Daftar Isi

WELCOME TO THIS BLOG

Monday 18 January 2010

Pendidikan Anak; Sebuah Kesadaran

Hari ini saya berdiskusi ringan dengan mas Umar (koordinator rumah belajar pelangi) serta mas Tasik (seorang relawan SIGAB).



Sebuah diskusi hangat pasca makan siang yang biasa kami lakukan di pendopo kantor yang berawal dari ngalor ngidul gak karuan, yang tidak disangka akan masuk pada wilayah pembicaraan yang lebih serius.

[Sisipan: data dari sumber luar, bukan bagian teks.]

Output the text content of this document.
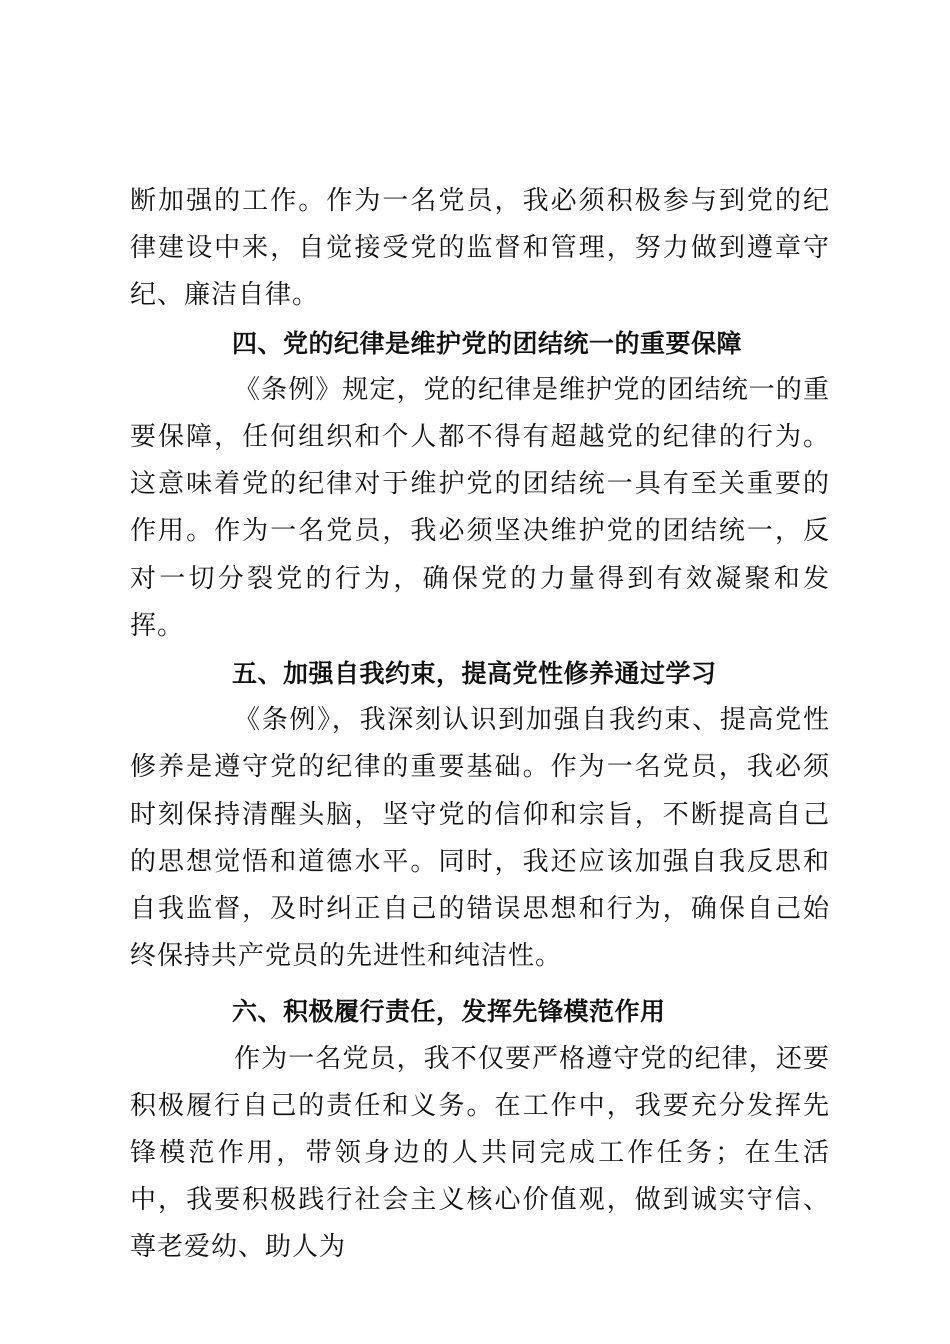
断加强的工作。作为一名党员，我必须积极参与到党的纪律建设中来，自觉接受党的监督和管理，努力做到遵章守纪、廉洁自律。

四、党的纪律是维护党的团结统一的重要保障

《条例》规定，党的纪律是维护党的团结统一的重要保障，任何组织和个人都不得有超越党的纪律的行为。这意味着党的纪律对于维护党的团结统一具有至关重要的作用。作为一名党员，我必须坚决维护党的团结统一，反对一切分裂党的行为，确保党的力量得到有效凝聚和发挥。

五、加强自我约束，提高党性修养通过学习

《条例》，我深刻认识到加强自我约束、提高党性修养是遵守党的纪律的重要基础。作为一名党员，我必须时刻保持清醒头脑，坚守党的信仰和宗旨，不断提高自己的思想觉悟和道德水平。同时，我还应该加强自我反思和自我监督，及时纠正自己的错误思想和行为，确保自己始终保持共产党员的先进性和纯洁性。

六、积极履行责任，发挥先锋模范作用

作为一名党员，我不仅要严格遵守党的纪律，还要积极履行自己的责任和义务。在工作中，我要充分发挥先锋模范作用，带领身边的人共同完成工作任务；在生活中，我要积极践行社会主义核心价值观，做到诚实守信、尊老爱幼、助人为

Setelah bicara ruwet gak karuan, tiba-tiba mas Umar mengalihkan pembicaraan pada pelaksanaan rumah belajar pelangi yang sudah berjalan untuk kurun waktu tiga bulan ini. Rumah belajar pelangi adalah program pengayaan pembelajaran yang kita create dan diperuntukkan bagi anak-anak difabel yang membutuhkan pengayaan pembelajaran. Saat ini, RBP masih difokuskan bagi anak-anak tuna rugu dengan program pembelajaran yang dispesifikasikan kepada peningkatan kemampuan bahasa dan membaca.


Umar: "Pak Joni, kok ada yang aneh ya dengan kecenderungan di RBP kita? Saya heran dengan sikap orang tua. Kita ini kan memberikan pembelajaran kepada anak-anak yang berasal dari keluarga kurang mampu yang membutuhkan pendidikan, tapi kok ada diantara orang tua yang berasal dari keluarga miskin ketika anaknya akan kita beri pelayanan menolak ya?"

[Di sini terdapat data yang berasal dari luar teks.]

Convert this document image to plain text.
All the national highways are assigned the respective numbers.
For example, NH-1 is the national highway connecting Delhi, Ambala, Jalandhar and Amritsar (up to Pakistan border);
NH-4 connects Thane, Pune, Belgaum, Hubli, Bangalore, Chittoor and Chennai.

Dengan berapi-api, mas Umar menambahkan penjelasannya bahwa apa yang diberikan di RBP itu kan sebetulnya pembelajaran yang mutlak dibutuhkan oleh anak-anak yang semestinya didukung oleh orang tua anak tersebut. Tapi yang terjadi tidaklah begitu. Menurut mas Umar, yang terjadi justru orang tua difabel (terutama mereka yang miskin) seperti tidak punya pengharapan terhadap masa depan anaknya. Bahkan, mas umar dengan marahnya menirukan pernyataan salah satu orang tua yang menyatakan: "Yang penting kan anak saya tak openi, bisa makan, bisa main sama teman-temannya... Lha mau diapain lagi orang sudah kaya gitu kondisinya mau disekolahkan juga tidak akan bisa jadi apa-apa!!".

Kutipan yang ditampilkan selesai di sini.